Та кара, что преступник налагает
Сам на себя, страшней и тяжелее
Загробных мук.

 

I may have been, or am, doth rest between
Heaven and myself; I shall not choose a mortal
To be my mediator. <…>
There is no power in holy men,
Nor charm in prayer, nor purifying form
Of penitence, nor outward look, nor fast,
Nor agony, nor, greater than all these,
The innate tortures of that deep despair
Which is remorse without the fear of hell
But all in all sufficient to itself
Would make a hell of heaven,—can exorcise
From out the unbounded spirit, the quick sense
Of its own sins, wrongs, sufferance, and revenge
Upon itself; there is no future pang
Can deal that justice on the self-condemn'd
He deals on his own soul.

  •  

Манфред
Я лелеял грёзы,
<…> на утре юных дней:
Мечтал быть просветителем народов,
Достичь небес, — зачем? Бог весть! быть может,
Лишь для того, чтоб снова пасть на землю,
Но пасть могучим горным водопадом,
Что, с высоты заоблачной свергаясь
В дымящуюся бездну, восстаёт
Из бездны ввысь туманами и снова
С небес стремится ливнем. — Всё прошло,
И всё это был сон.

Аббат
Но почему же?

Манфред
Я обуздать себя не мог; кто хочет
Повелевать, тот должен быть рабом;
Кто хочет, чтоб ничтожество признало
Его своим властителем, тот должен
Уметь перед ничтожеством смиряться,
Повсюду проникать и поспевать
И быть ходячей ложью. Я со стадом
Мешаться не хотел, хотя бы мог
Быть вожаком.
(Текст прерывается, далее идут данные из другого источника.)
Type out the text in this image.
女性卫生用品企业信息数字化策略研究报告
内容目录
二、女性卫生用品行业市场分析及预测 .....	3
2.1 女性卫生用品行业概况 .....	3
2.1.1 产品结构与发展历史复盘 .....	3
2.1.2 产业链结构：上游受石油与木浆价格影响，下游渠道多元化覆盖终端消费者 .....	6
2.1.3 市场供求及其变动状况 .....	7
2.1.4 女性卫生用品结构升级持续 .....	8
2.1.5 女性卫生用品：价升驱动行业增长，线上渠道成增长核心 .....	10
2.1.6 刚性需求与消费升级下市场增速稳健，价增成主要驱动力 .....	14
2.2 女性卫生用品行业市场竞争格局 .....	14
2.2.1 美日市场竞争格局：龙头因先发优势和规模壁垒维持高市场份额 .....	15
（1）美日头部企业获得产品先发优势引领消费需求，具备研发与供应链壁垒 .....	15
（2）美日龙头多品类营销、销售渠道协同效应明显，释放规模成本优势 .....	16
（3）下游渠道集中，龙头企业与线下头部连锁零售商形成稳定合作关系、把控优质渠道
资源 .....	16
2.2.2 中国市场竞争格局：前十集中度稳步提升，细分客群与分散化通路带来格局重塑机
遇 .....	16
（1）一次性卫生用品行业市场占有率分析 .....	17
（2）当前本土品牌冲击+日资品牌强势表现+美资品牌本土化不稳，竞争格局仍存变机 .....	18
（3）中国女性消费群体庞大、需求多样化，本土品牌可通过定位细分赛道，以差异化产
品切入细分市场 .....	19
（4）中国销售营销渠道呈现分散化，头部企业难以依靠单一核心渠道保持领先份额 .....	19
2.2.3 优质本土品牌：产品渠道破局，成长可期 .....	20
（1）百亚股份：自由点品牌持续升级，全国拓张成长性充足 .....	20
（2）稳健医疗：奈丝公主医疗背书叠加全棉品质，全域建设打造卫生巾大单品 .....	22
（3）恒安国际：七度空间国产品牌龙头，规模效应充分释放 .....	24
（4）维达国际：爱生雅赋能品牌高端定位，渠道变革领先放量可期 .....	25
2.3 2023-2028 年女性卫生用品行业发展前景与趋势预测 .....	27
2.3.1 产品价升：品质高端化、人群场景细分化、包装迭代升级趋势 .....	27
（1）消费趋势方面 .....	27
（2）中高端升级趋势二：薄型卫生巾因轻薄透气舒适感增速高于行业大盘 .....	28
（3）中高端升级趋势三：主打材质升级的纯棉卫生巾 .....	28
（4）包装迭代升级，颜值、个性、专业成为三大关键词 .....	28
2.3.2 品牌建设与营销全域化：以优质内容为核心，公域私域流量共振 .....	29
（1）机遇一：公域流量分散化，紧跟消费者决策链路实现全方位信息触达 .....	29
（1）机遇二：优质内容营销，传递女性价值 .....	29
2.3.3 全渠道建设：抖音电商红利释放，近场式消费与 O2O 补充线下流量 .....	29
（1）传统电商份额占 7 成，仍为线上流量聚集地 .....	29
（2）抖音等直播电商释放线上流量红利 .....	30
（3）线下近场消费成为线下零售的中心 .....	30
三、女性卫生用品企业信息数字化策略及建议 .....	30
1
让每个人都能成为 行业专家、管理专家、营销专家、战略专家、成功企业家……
Лев одинок — я тоже.

Аббат
Зачем не жить, не действовать иначе?

Манфред
Затем, что я всегда гнушался жизни.
Я не жесток; но я — как жгучий вихрь,
Как пламенный самум, что обитает
Лишь в тишине пустынь и одиноко
Кружит среди её нагих песков,
В её бесплодном, диком океане.
Он никого не ищет, но погибель
Грозит всему, что встретит он в пути.
Так жил и я; и тех, кого я встретил
На жизненном пути, — я погубил.

 

I have had those earthly visions
<…> in my youth,
To make my own the mind of other men,
The enlightener of nations; and to rise
I knew not whither—it might be to fall;
But fall, even as the mountain—cataract,
Which having leapt from its more dazzling height,
Even in the foaming strength of its abyss
(Which casts up misty columns that become
Clouds raining from the re-ascended skies)
Lies low but mighty still.—But this is past,
My thoughts mistook themselves.

ABBOT. And wherefore so?

MANFRED. I could not tame my nature down; for he
Must serve who fain would sway—and soothe, and sue,
And watch all time, and pry into all place,
And be a living lie, who would become
A mighty thing amongst the mean, and such
The mass are; I disdain'd to mingle with
A herd, though to be leader—and of wolves.
The lion is alone, and so am I.

ABBOT. And why not live and act with other men?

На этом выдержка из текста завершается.